Thick air in the Kranewitterstadl

In front of the Pizzeria Capello, I turn on the spot, searching. It should be somewhere around here. After a few steps it is, but in the backyard, an ancient wooden building with creaking stairs to the upper floor. As early as 1569, a gambling house was mentioned here in Telfs, behind the former Bergant bakery; the historic facade is now probably firmly in Italian hands. The Kranewitterstadl, on the other hand, has remained true to its role, here the floor still creaks just as it did back then, the dark roof beams also speak volumes, only the spotlights are new. They mercilessly heat the heavy thunderstorm air, the tension here must be released at any moment. The ensemble has also long since taken up their positions, unusually close, so completely without a curtain. An old table, a few chairs, nothing else.

The naked gray

Spherical sounds surround the quivering monologue of the protagonist Trina (violently staged by Wiltrud Stieger). It is as if she were writing a letter to her lost daughter, staggering through memories that some would probably rather forget. I stay here: At the Telfer Kulturbühne, the novel by Marco Balzano becomes a nerve-wracking folk play. Director Lorenz Leander Haas traces the wartime fate of a family in Graun, the very idyllic South Tyrolean settlement where today only the church tower juts out of the reservoir. "If you don't deal with politics, politics will deal with you," husband Erich (a masterful Edwin Hochmuth) escalates, anger and resistance burning inside him. Trina also teaches German secretly at first, until the love of her life, Barbara, is caught, beaten up and banished. Daughter Marika is kidnapped by uncle and aunt to Germany, the only son Michael a Nazi.

Eyes forward

Why does life necessarily mean moving forward, the narrator wants to know. (The actress herself comes from Transylvania, a German wartime exile in Romania, where dictator Orban recently made nationalist headlines again) Eleonore Bürcher plays the grandmother and knows the answer: The Lord God put the eyes in the front of our heads, and that's exactly where we should look in life, otherwise we would probably be fish. And perhaps because the fish in the water are silent today, the play must tell the story of Graun, dare the painful look into the past.
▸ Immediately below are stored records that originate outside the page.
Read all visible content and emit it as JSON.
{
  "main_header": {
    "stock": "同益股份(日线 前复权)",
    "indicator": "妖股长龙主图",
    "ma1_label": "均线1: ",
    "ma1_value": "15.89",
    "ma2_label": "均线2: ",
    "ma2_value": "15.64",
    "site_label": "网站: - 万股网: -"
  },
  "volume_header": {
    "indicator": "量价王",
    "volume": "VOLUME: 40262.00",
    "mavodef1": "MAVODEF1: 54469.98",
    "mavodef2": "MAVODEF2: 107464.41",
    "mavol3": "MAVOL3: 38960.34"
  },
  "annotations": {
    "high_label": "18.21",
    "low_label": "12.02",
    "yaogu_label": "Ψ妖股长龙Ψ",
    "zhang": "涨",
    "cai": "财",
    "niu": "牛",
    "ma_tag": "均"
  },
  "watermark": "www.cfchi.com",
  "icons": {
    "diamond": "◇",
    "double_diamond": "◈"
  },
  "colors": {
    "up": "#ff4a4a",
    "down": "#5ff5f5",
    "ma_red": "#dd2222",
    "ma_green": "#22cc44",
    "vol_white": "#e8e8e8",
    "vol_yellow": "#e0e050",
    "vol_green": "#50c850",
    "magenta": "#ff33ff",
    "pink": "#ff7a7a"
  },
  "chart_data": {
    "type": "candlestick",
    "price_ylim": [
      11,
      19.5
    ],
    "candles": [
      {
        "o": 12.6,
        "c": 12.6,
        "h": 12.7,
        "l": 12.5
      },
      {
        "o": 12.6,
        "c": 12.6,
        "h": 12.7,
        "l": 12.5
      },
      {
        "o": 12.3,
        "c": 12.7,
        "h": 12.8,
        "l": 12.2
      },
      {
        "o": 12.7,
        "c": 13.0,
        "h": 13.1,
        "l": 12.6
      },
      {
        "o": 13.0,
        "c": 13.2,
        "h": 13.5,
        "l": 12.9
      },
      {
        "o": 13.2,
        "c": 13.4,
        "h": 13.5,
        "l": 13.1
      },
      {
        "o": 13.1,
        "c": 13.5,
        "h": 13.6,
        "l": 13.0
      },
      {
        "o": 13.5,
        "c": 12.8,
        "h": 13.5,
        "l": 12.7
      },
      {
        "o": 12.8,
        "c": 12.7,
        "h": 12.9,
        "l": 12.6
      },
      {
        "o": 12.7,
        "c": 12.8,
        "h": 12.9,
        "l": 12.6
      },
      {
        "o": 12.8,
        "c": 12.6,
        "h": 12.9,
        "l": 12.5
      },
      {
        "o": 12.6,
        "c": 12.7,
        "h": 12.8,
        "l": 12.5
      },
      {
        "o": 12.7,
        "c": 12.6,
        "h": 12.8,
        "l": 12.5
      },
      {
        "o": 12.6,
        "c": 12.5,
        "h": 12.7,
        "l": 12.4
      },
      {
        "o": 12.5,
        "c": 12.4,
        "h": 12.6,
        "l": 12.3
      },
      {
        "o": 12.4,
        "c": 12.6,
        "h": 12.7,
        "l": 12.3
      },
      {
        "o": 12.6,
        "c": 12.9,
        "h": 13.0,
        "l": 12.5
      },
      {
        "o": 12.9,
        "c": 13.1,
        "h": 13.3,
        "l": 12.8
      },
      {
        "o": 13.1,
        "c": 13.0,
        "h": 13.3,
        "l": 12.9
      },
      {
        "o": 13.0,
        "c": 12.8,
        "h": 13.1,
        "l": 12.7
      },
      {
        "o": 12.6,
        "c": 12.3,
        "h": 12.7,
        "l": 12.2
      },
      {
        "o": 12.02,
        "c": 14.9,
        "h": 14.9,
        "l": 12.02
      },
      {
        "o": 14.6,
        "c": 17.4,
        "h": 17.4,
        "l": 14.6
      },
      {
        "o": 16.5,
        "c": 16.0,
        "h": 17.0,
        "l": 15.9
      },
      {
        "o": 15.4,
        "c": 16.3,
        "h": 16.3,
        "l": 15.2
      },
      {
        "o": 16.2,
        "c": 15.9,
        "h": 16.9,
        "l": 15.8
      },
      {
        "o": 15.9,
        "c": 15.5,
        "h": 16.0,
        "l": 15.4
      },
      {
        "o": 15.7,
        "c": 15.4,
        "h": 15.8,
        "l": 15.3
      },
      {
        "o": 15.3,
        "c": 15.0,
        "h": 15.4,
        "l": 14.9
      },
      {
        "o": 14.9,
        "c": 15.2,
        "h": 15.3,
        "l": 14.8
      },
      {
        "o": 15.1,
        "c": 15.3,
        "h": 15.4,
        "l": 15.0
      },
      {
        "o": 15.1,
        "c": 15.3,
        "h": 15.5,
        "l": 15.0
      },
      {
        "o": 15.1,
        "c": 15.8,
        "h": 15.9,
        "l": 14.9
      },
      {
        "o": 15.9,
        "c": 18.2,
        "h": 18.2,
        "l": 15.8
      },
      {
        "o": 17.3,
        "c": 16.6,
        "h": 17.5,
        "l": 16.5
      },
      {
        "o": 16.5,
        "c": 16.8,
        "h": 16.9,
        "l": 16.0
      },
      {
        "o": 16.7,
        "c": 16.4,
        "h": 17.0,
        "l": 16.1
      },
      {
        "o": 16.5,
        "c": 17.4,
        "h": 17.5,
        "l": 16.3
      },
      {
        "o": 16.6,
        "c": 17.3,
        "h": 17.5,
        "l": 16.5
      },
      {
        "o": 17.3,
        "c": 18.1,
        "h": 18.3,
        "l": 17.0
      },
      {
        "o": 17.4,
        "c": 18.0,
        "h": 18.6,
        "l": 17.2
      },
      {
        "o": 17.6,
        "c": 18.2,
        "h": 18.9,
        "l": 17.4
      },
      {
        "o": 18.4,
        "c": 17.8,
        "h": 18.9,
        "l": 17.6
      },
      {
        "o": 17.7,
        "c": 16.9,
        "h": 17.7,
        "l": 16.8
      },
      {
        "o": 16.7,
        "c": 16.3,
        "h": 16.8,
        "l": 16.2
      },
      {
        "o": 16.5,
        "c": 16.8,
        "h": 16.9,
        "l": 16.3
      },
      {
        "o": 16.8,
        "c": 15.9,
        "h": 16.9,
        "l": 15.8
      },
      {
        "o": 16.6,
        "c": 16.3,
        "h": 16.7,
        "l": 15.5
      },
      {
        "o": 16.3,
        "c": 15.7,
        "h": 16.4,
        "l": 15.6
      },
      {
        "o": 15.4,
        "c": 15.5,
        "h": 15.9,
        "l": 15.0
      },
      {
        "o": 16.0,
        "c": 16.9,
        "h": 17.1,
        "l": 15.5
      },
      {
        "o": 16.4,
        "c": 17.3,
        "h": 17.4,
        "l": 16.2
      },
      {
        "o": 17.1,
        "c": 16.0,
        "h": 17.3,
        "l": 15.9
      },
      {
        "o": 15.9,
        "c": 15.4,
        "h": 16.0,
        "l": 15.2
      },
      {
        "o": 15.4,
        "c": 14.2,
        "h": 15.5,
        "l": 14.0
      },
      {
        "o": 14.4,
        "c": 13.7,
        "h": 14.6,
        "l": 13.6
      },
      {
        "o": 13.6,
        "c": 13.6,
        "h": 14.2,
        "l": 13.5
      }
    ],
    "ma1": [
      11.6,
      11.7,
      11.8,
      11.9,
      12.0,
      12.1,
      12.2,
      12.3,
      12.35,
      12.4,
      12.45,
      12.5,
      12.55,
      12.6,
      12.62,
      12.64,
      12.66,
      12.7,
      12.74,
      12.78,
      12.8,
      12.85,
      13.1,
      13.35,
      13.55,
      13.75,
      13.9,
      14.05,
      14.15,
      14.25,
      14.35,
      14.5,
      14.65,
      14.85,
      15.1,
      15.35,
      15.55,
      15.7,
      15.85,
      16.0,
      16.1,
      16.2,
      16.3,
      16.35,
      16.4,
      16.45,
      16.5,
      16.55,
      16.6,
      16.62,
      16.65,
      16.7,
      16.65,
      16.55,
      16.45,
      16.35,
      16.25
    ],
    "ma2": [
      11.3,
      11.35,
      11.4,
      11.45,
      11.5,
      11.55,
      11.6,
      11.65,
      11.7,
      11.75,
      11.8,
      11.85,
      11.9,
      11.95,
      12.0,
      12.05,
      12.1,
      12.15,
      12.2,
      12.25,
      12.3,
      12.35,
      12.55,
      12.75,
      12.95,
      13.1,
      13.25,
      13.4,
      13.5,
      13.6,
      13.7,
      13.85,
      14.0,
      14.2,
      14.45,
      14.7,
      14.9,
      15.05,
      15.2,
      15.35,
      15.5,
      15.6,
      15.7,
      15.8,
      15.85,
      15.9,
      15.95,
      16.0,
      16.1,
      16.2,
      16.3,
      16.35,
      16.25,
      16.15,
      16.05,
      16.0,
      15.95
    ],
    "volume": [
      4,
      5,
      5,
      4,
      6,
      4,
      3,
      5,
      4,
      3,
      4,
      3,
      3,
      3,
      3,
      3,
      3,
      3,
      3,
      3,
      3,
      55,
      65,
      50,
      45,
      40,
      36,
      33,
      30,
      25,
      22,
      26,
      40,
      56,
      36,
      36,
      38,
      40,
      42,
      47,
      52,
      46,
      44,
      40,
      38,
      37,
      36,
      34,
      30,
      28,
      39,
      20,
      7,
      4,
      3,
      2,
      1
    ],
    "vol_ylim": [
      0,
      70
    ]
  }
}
Whether Lorenz Haas is a clairvoyant, the radio present wants to know after the stage play. The artist waved him off and then had to admit that he had found the stage set of table and chairs in exactly the same way in the museum in Graun. Together with the ensemble, they visited the reservoir and traced the history there, but it wasn't pretty. But you have to give the fiery red Mr. Haas credit for an extraordinary eye, because in Telfs he puts a horror on stage that could hardly be more topical: It's war again.